The FibroManual by Ginevra Liptan
Author:Ginevra Liptan
Language: eng
Format: epub
Publisher: Random House Publishing Group
Published: 2016-05-02T16:00:00+00:00
Sex Hormones
The sex hormones, testosterone, estrogen, and progesterone, can get thrown off balance in fibromyalgia, exacerbating its symptoms. Nearly half of menstruating women with fibromyalgia reported a worsening of pain and fatigue during menses (Pamuk 2005). About a quarter of patients feel their symptoms got worse during or after menopause (Pamuk 2005).
Since adrenals form the foundation of your hormonal house, adrenal burnout affects the equilibrium of the sex hormones. Often, restoring adrenal function will lessen those symptoms, so we start there. I have observed that women suffering from worsened fibromyalgia symptoms due to menopause often have adrenal burnout—and studies back this up. Severity of PMS has also been linked to adrenal dysfunction (Woods 1998). Menopausal women with more severe fibromyalgia symptoms also have lower DHEA levels, a marker of adrenal health. So if you are struggling with worsened fibromyalgia symptoms during certain times of the menstrual cycle or menopause, first focus on improving the health of your adrenal glands (Miller 2013).

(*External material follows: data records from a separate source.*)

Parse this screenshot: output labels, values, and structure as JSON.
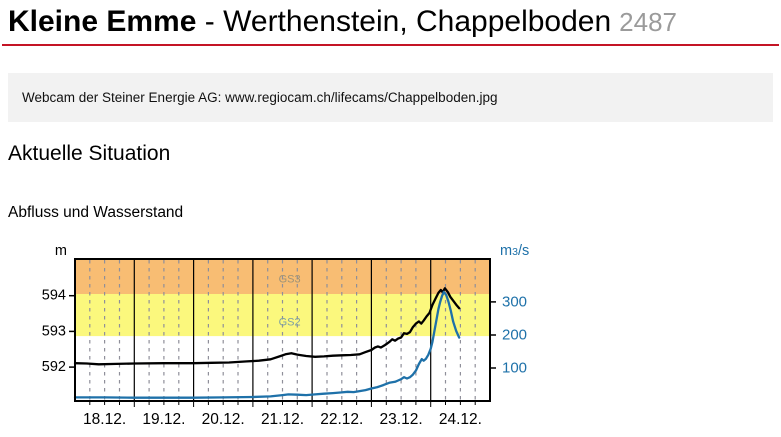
{
  "header": {
    "river": "Kleine Emme",
    "separator": "-",
    "station": "Werthenstein, Chappelboden",
    "station_number": "2487"
  },
  "webcam_note": "Webcam der Steiner Energie AG: www.regiocam.ch/lifecams/Chappelboden.jpg",
  "section_title": "Aktuelle Situation",
  "chart_title": "Abfluss und Wasserstand",
  "colors": {
    "accent_rule": "#c41425",
    "discharge_blue": "#1e71a9",
    "grid_gray": "#8f8f9a",
    "band_yellow": "#fbf87d",
    "band_orange": "#f8bd73"
  },
  "chart_data": {
    "type": "line",
    "title": "Abfluss und Wasserstand",
    "x_axis": {
      "tick_labels": [
        "18.12.",
        "19.12.",
        "20.12.",
        "21.12.",
        "22.12.",
        "23.12.",
        "24.12."
      ],
      "xlim": [
        18,
        25
      ],
      "minor_step_days": 0.25
    },
    "y_left": {
      "unit": "m",
      "ticks": [
        592,
        593,
        594
      ],
      "ylim": [
        591.05,
        595.03
      ],
      "color": "#000000"
    },
    "y_right": {
      "unit_parts": [
        "m",
        "3",
        "/s"
      ],
      "ticks": [
        100,
        200,
        300
      ],
      "ylim": [
        0,
        430
      ],
      "color": "#1e71a9"
    },
    "bands": [
      {
        "label": "GS2",
        "from": 592.87,
        "to": 594.05,
        "color": "#fbf87d",
        "label_color": "#7da0a4",
        "label_pos": [
          21.62,
          593.25
        ]
      },
      {
        "label": "GS3",
        "from": 594.05,
        "to": 595.03,
        "color": "#f8bd73",
        "label_color": "#9d9278",
        "label_pos": [
          21.62,
          594.45
        ]
      }
    ],
    "grid": {
      "minor_color": "#8f8f9a",
      "day_line_color": "#000000"
    },
    "series": [
      {
        "name": "Wasserstand",
        "axis": "left",
        "color": "#000000",
        "points": [
          [
            18.0,
            592.11
          ],
          [
            18.2,
            592.1
          ],
          [
            18.4,
            592.08
          ],
          [
            18.7,
            592.09
          ],
          [
            19.0,
            592.1
          ],
          [
            19.5,
            592.11
          ],
          [
            20.0,
            592.11
          ],
          [
            20.3,
            592.12
          ],
          [
            20.6,
            592.13
          ],
          [
            20.9,
            592.16
          ],
          [
            21.1,
            592.18
          ],
          [
            21.3,
            592.22
          ],
          [
            21.45,
            592.3
          ],
          [
            21.55,
            592.36
          ],
          [
            21.65,
            592.39
          ],
          [
            21.75,
            592.35
          ],
          [
            21.9,
            592.31
          ],
          [
            22.05,
            592.29
          ],
          [
            22.2,
            592.3
          ],
          [
            22.35,
            592.32
          ],
          [
            22.5,
            592.33
          ],
          [
            22.65,
            592.34
          ],
          [
            22.8,
            592.36
          ],
          [
            22.9,
            592.42
          ],
          [
            23.0,
            592.48
          ],
          [
            23.06,
            592.55
          ],
          [
            23.11,
            592.58
          ],
          [
            23.16,
            592.55
          ],
          [
            23.23,
            592.62
          ],
          [
            23.3,
            592.7
          ],
          [
            23.35,
            592.78
          ],
          [
            23.4,
            592.74
          ],
          [
            23.45,
            592.8
          ],
          [
            23.5,
            592.83
          ],
          [
            23.55,
            592.95
          ],
          [
            23.6,
            592.93
          ],
          [
            23.65,
            592.98
          ],
          [
            23.7,
            593.12
          ],
          [
            23.75,
            593.22
          ],
          [
            23.8,
            593.28
          ],
          [
            23.84,
            593.22
          ],
          [
            23.88,
            593.3
          ],
          [
            23.93,
            593.42
          ],
          [
            23.98,
            593.52
          ],
          [
            24.03,
            593.75
          ],
          [
            24.08,
            593.92
          ],
          [
            24.13,
            594.08
          ],
          [
            24.17,
            594.16
          ],
          [
            24.2,
            594.1
          ],
          [
            24.24,
            594.21
          ],
          [
            24.29,
            594.1
          ],
          [
            24.33,
            593.97
          ],
          [
            24.38,
            593.86
          ],
          [
            24.43,
            593.75
          ],
          [
            24.48,
            593.65
          ]
        ]
      },
      {
        "name": "Abfluss",
        "axis": "right",
        "color": "#1e71a9",
        "points": [
          [
            18.0,
            11
          ],
          [
            18.5,
            11
          ],
          [
            19.0,
            10
          ],
          [
            19.5,
            10
          ],
          [
            20.0,
            10
          ],
          [
            20.5,
            11
          ],
          [
            21.0,
            12
          ],
          [
            21.3,
            14
          ],
          [
            21.5,
            18
          ],
          [
            21.6,
            20
          ],
          [
            21.75,
            19
          ],
          [
            21.9,
            18
          ],
          [
            22.05,
            20
          ],
          [
            22.2,
            22
          ],
          [
            22.35,
            24
          ],
          [
            22.5,
            26
          ],
          [
            22.6,
            28
          ],
          [
            22.7,
            27
          ],
          [
            22.8,
            30
          ],
          [
            22.9,
            33
          ],
          [
            23.0,
            38
          ],
          [
            23.1,
            42
          ],
          [
            23.2,
            48
          ],
          [
            23.3,
            55
          ],
          [
            23.4,
            58
          ],
          [
            23.45,
            62
          ],
          [
            23.5,
            66
          ],
          [
            23.55,
            72
          ],
          [
            23.6,
            68
          ],
          [
            23.65,
            72
          ],
          [
            23.7,
            80
          ],
          [
            23.75,
            92
          ],
          [
            23.8,
            112
          ],
          [
            23.85,
            127
          ],
          [
            23.88,
            122
          ],
          [
            23.92,
            128
          ],
          [
            23.96,
            140
          ],
          [
            24.0,
            158
          ],
          [
            24.03,
            180
          ],
          [
            24.06,
            210
          ],
          [
            24.1,
            248
          ],
          [
            24.13,
            278
          ],
          [
            24.16,
            300
          ],
          [
            24.19,
            318
          ],
          [
            24.22,
            330
          ],
          [
            24.26,
            322
          ],
          [
            24.3,
            300
          ],
          [
            24.34,
            272
          ],
          [
            24.38,
            240
          ],
          [
            24.43,
            212
          ],
          [
            24.48,
            192
          ]
        ]
      }
    ]
  }
}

If adrenal balancing doesn’t help, sex hormone replacement therapy is an option. For some women, hormone replacement alleviates the worsening of their symptoms during menopause; for others, it does not. If menopausal night sweats or hot flashes are disturbing your sleep, hormone replacement can give you relief and improve sleep quality (Gambacciani 2005). In my clinical experience I have seen patients improve on hormones, but the one study that has been done concluded that estrogen replacement does not improve fibromyalgia pain in post-menopausal women (Stening 2011). The intensification of symptoms that occurs as hormones transition to the lower levels seen in menopause is temporary, usually lasting about a year or two. Since hormone replacement therapy increases the risk of breast and uterine cancer, the safest approach is to wait it out. However, if you have already maximized support to your adrenal glands and are still struggling with higher levels of pain and fatigue or disturbed sleep in early menopause, it may be worth talking with your HCP about hormone replacement therapy.